Anggota Komisi XIII DPR RI Rieke Diah Pitaloka menilai tewasnya siswi SMP CKC (14) yang dibakar oleh mantan kekasihnya AWS (15) di Nabire sebagai tragedi kemanusiaan. Menurutnya, tindakan anak di bawah umur yang merencanakan pembunuhan ekstrem menunjukkan runtuhnya sistem pencegahan sosial dan deteksi dini kejahatan di lingkungan terdekat anak.

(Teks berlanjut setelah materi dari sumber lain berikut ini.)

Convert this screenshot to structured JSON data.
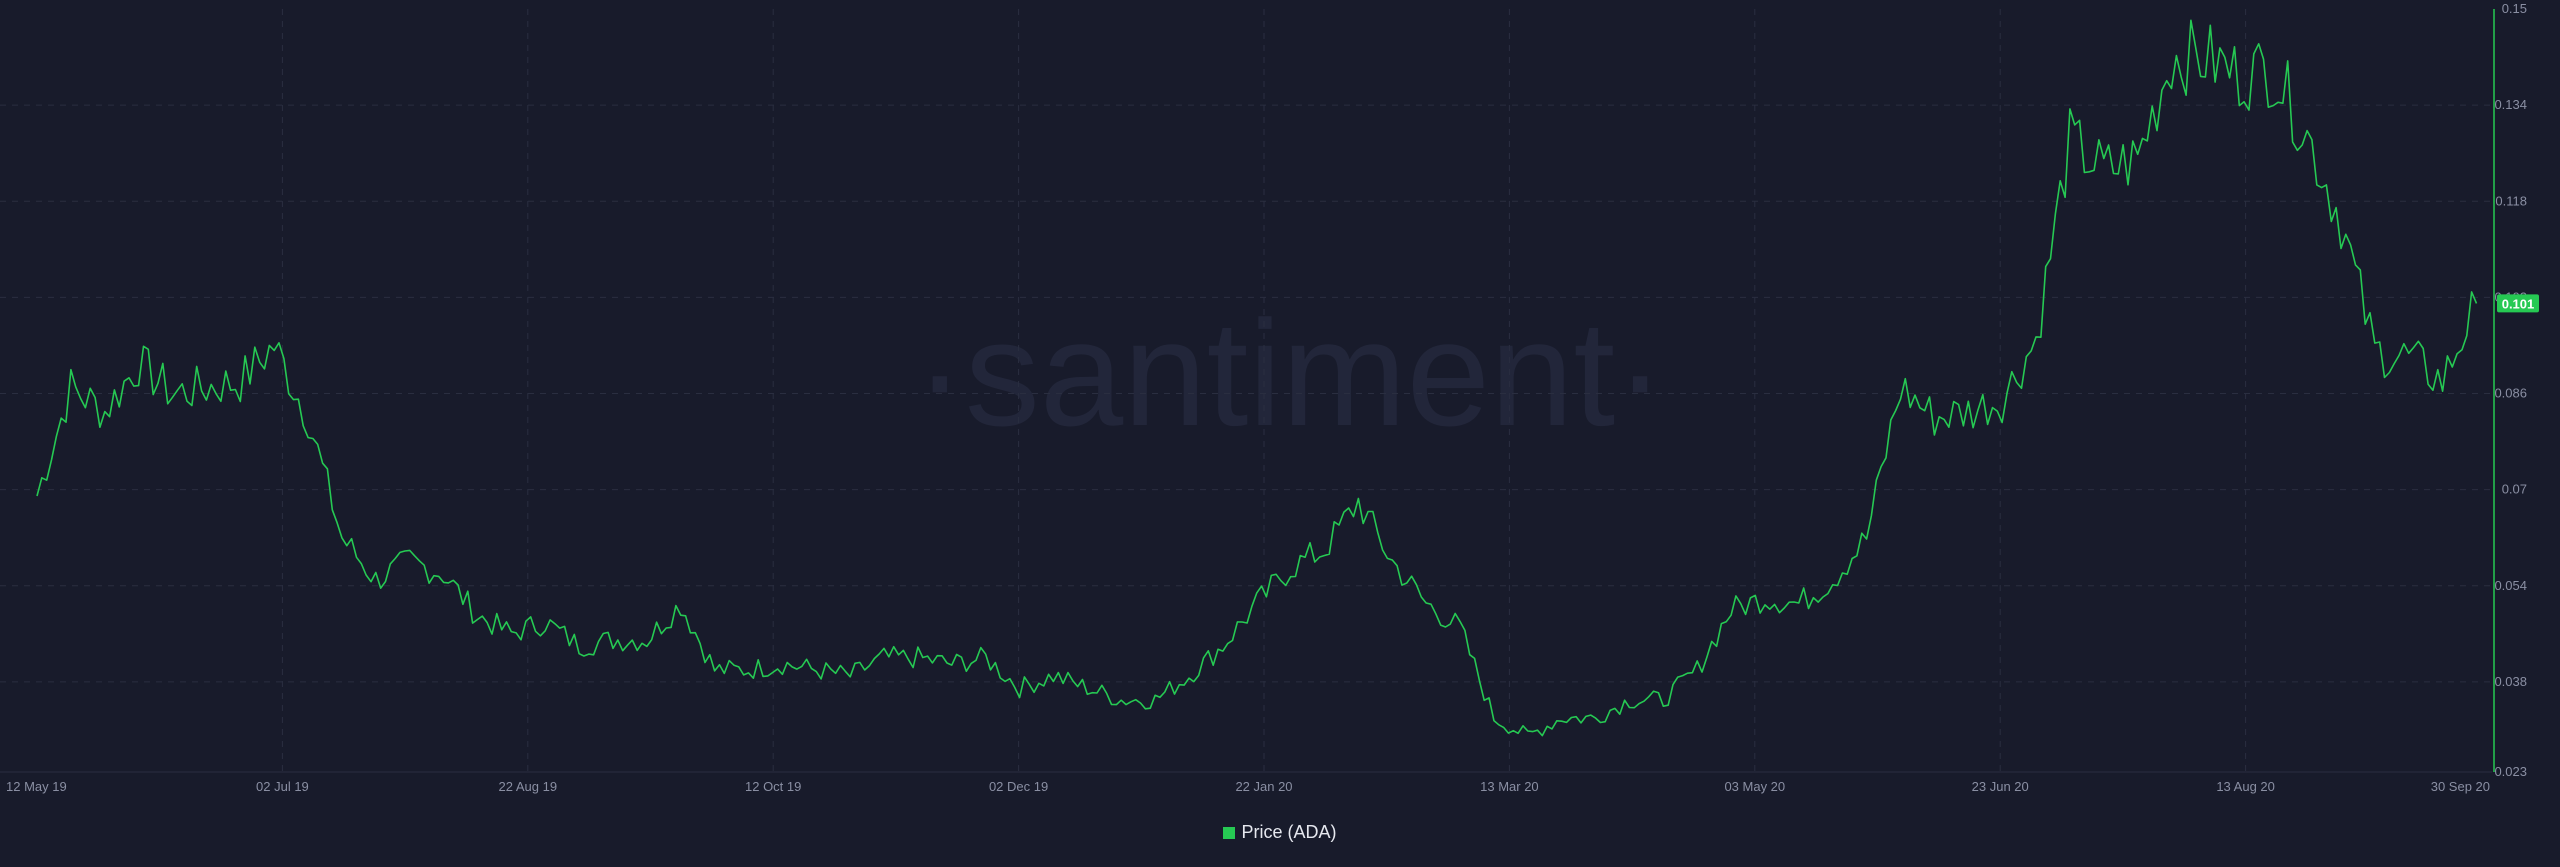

Dari sisi hukum dan HAM, kasus ini menimbulkan dilema. Hak hidup korban yang dijamin Pasal 28A UUD 1945 dirampas secara brutal, tetapi pelaku anak dilindungi UU Nomor 11 Tahun 2012 tentang Sistem Peradilan Pidana Anak (SPPA). Pasal 459 KUHP tentang pembunuhan berencana terbentur aturan itu, sehingga hukuman maksimal bagi pelaku anak hanya setengah dari ancaman dewasa, yakni 10 tahun, tanpa vonis mati atau seumur hidup. Padahal UU Nomor 23 Tahun 2002 mewajibkan negara menjamin hak anak atas kelangsungan hidup dan perlindungan dari kekerasan ekstrem. Rieke menegaskan keadilan substantif bagi korban tidak boleh dikorbankan demi formalitas hukum, dan penegakan hukum harus menjatuhkan sanksi pidana maksimal demi efek jera.

Rieke juga menyoroti ironi: Pemerintah Provinsi Papua Tengah baru mengesahkan Perda Nomor 2 Tahun 2026 tentang Perlindungan Perempuan dan Anak pada 2 Februari 2026.